There are a group of people in our great nation who are deeply troubled, especially since the election result last Thursday. Are you one of them?
What can you do to salve the painful feelings of rejection and humiliation you must be experiencing? You may have tried a number of things already to comfort yourself and salvage your sanity.
Perhaps you've already posted a sanctimonious FB message expressing your disappointment at the obvious moral and intellectual shortcomings of those 11.3 million voters who don't share your superior brand of politics.
Perhaps you've already warned your Twitter followers not to bother turning up to NHS appointments as the organisation no longer exists or where it does they'd better take a credit card.
Surely you've reposted a letter from a left wing reverend or an "11 year old girl", or some such, to David Cameron imploring him not the exterminate poor people or introduce hunting of the disabled, like we all know he wants to... the bastard.

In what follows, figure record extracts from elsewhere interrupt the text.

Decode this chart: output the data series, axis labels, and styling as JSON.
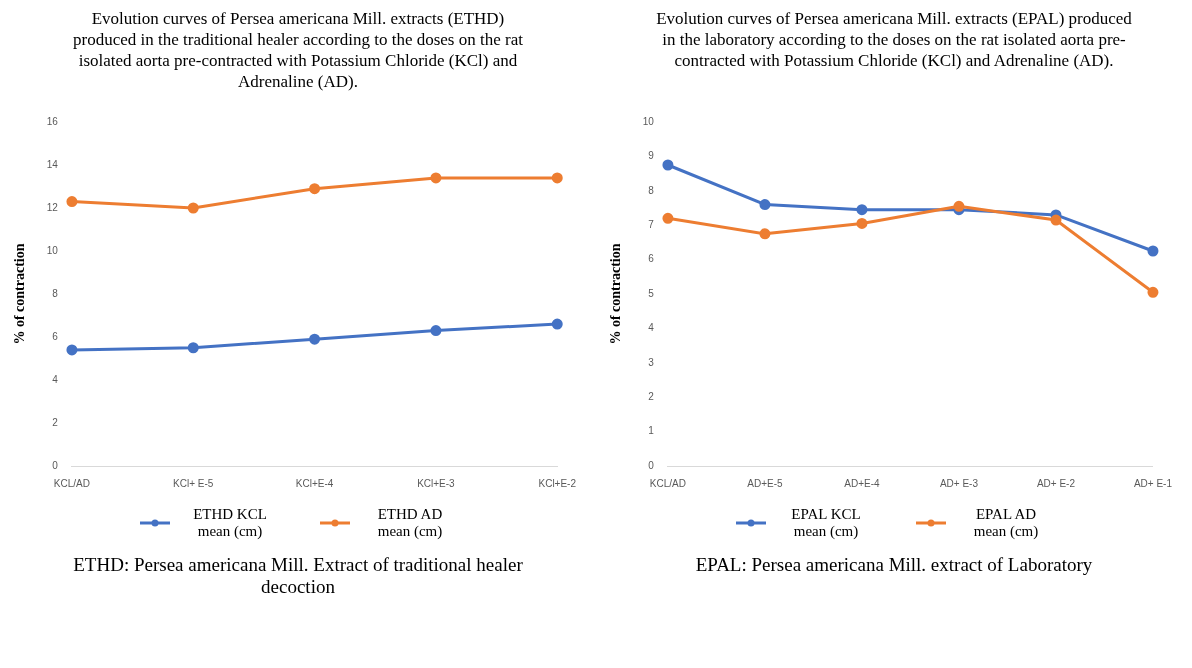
{
  "chart_data": [
    {
      "type": "line",
      "title": "Evolution curves of Persea americana Mill. extracts (ETHD) produced in the traditional healer according to the doses on the rat isolated aorta pre-contracted with Potassium Chloride (KCl) and Adrenaline (AD).",
      "ylabel": "% of contraction",
      "categories": [
        "KCL/AD",
        "KCl+ E-5",
        "KCl+E-4",
        "KCl+E-3",
        "KCl+E-2"
      ],
      "series": [
        {
          "name": "ETHD KCL mean (cm)",
          "color": "#4472c4",
          "values": [
            5.4,
            5.5,
            5.9,
            6.3,
            6.6
          ]
        },
        {
          "name": "ETHD AD mean (cm)",
          "color": "#ed7d31",
          "values": [
            12.3,
            12.0,
            12.9,
            13.4,
            13.4
          ]
        }
      ],
      "ylim": [
        0,
        16
      ],
      "yticks": [
        0,
        2,
        4,
        6,
        8,
        10,
        12,
        14,
        16
      ],
      "grid": false,
      "legend": "bottom",
      "marker": "circle",
      "line_style": "solid",
      "annotations": [
        "ETHD: Persea americana Mill. Extract of traditional healer decoction"
      ]
    },
    {
      "type": "line",
      "title": "Evolution curves of Persea americana Mill. extracts (EPAL) produced in the laboratory according to the doses on the rat isolated aorta pre-contracted with Potassium Chloride (KCl) and Adrenaline (AD).",
      "ylabel": "% of contraction",
      "categories": [
        "KCL/AD",
        "AD+E-5",
        "AD+E-4",
        "AD+ E-3",
        "AD+ E-2",
        "AD+ E-1"
      ],
      "series": [
        {
          "name": "EPAL KCL mean (cm)",
          "color": "#4472c4",
          "values": [
            8.75,
            7.6,
            7.45,
            7.45,
            7.3,
            6.25
          ]
        },
        {
          "name": "EPAL AD mean (cm)",
          "color": "#ed7d31",
          "values": [
            7.2,
            6.75,
            7.05,
            7.55,
            7.15,
            5.05
          ]
        }
      ],
      "ylim": [
        0,
        10
      ],
      "yticks": [
        0,
        1,
        2,
        3,
        4,
        5,
        6,
        7,
        8,
        9,
        10
      ],
      "grid": false,
      "legend": "bottom",
      "marker": "circle",
      "line_style": "solid",
      "annotations": [
        "EPAL: Persea americana Mill. extract of Laboratory"
      ]
    }
  ]
}
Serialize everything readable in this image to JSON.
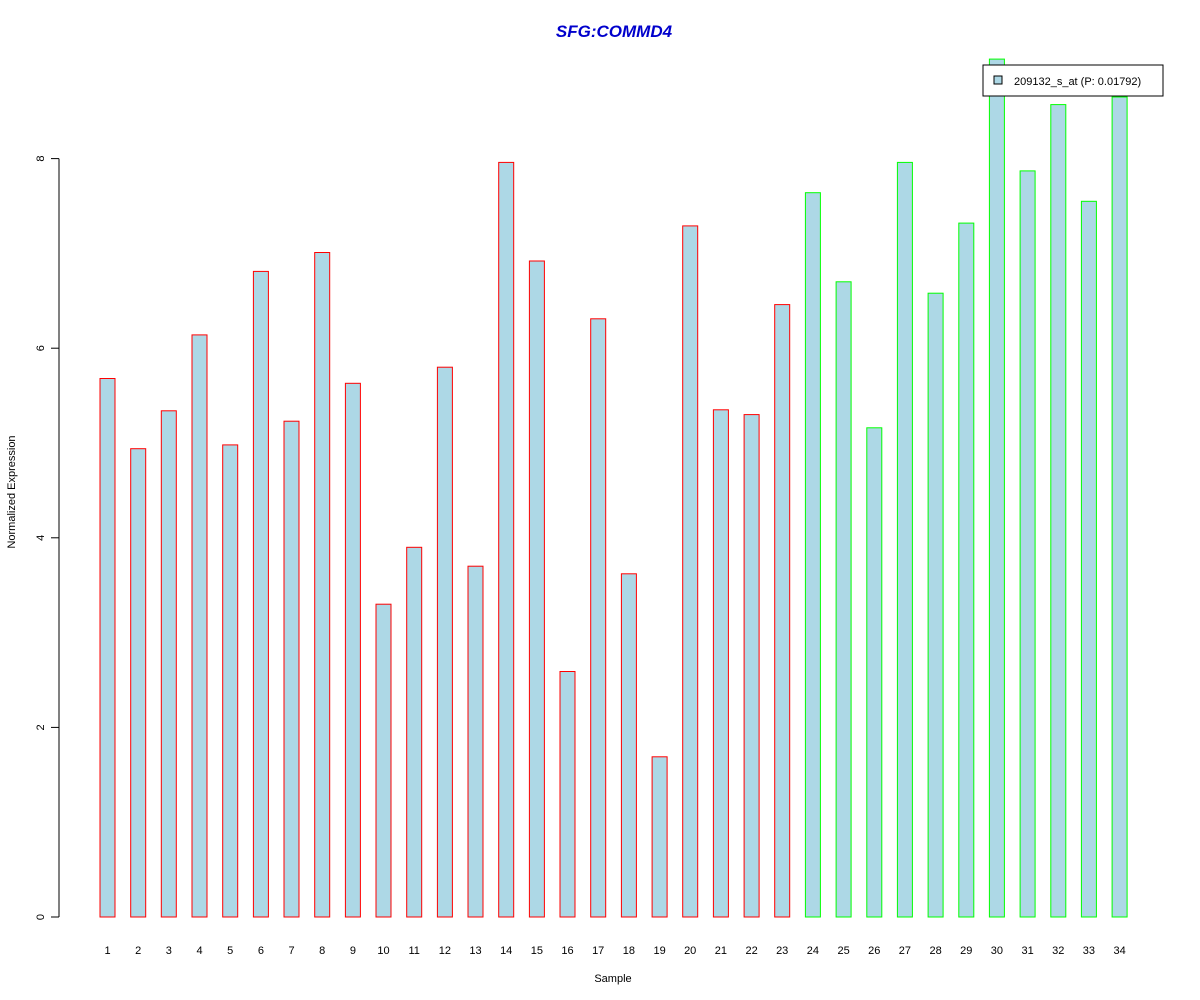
{
  "chart_data": {
    "type": "bar",
    "title": "SFG:COMMD4",
    "xlabel": "Sample",
    "ylabel": "Normalized Expression",
    "categories": [
      "1",
      "2",
      "3",
      "4",
      "5",
      "6",
      "7",
      "8",
      "9",
      "10",
      "11",
      "12",
      "13",
      "14",
      "15",
      "16",
      "17",
      "18",
      "19",
      "20",
      "21",
      "22",
      "23",
      "24",
      "25",
      "26",
      "27",
      "28",
      "29",
      "30",
      "31",
      "32",
      "33",
      "34"
    ],
    "series": [
      {
        "name": "209132_s_at (P: 0.01792)",
        "values": [
          5.68,
          4.94,
          5.34,
          6.14,
          4.98,
          6.81,
          5.23,
          7.01,
          5.63,
          3.3,
          3.9,
          5.8,
          3.7,
          7.96,
          6.92,
          2.59,
          6.31,
          3.62,
          1.69,
          7.29,
          5.35,
          5.3,
          6.46,
          7.64,
          6.7,
          5.16,
          7.96,
          6.58,
          7.32,
          9.05,
          7.87,
          8.57,
          7.55,
          8.65
        ]
      }
    ],
    "groups": [
      "a",
      "a",
      "a",
      "a",
      "a",
      "a",
      "a",
      "a",
      "a",
      "a",
      "a",
      "a",
      "a",
      "a",
      "a",
      "a",
      "a",
      "a",
      "a",
      "a",
      "a",
      "a",
      "a",
      "b",
      "b",
      "b",
      "b",
      "b",
      "b",
      "b",
      "b",
      "b",
      "b",
      "b"
    ],
    "yticks": [
      0,
      2,
      4,
      6,
      8
    ],
    "ylim": [
      0,
      9.05
    ],
    "grid": false,
    "legend_position": "top-right",
    "colors": {
      "bar_fill": "#add8e6",
      "group_a_border": "#ff0000",
      "group_b_border": "#00ff00",
      "title": "#0000cc",
      "axis": "#000000"
    }
  }
}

You've probably posted memes calling for a change in electoral system to one that might deliver more palatable results for you in the future.
You almost certainly would have pointed out it's all the fault of the "Tory press" and that even the BBC didn't play its part in promoting Labour seriously enough.
You simply must have signed up to some kind of anti-Tory manifesto.
You may even have had a bit of a riot and wittily defaced a monument to war heroes with the words "Tory scum!", such is your understandable anger at this disgustingly unacceptable democratic outcome.
If you've done all these things and still feel down, never fear. The Guardian have provided counselling advice from a psychotherapist for all those tender hearts that have been "traumatised by the election result"...
http://www.theguardian.com/politics/2015/may/10/traumatised-by-the-election-result-a-psychotherapists-recovery-guide
No, really, this is an actual thing. Please do read it, even though, at first, you'll think it must be a spoof. As with everything written in The Guardian, it's achingly (self-)righteously worthy advice.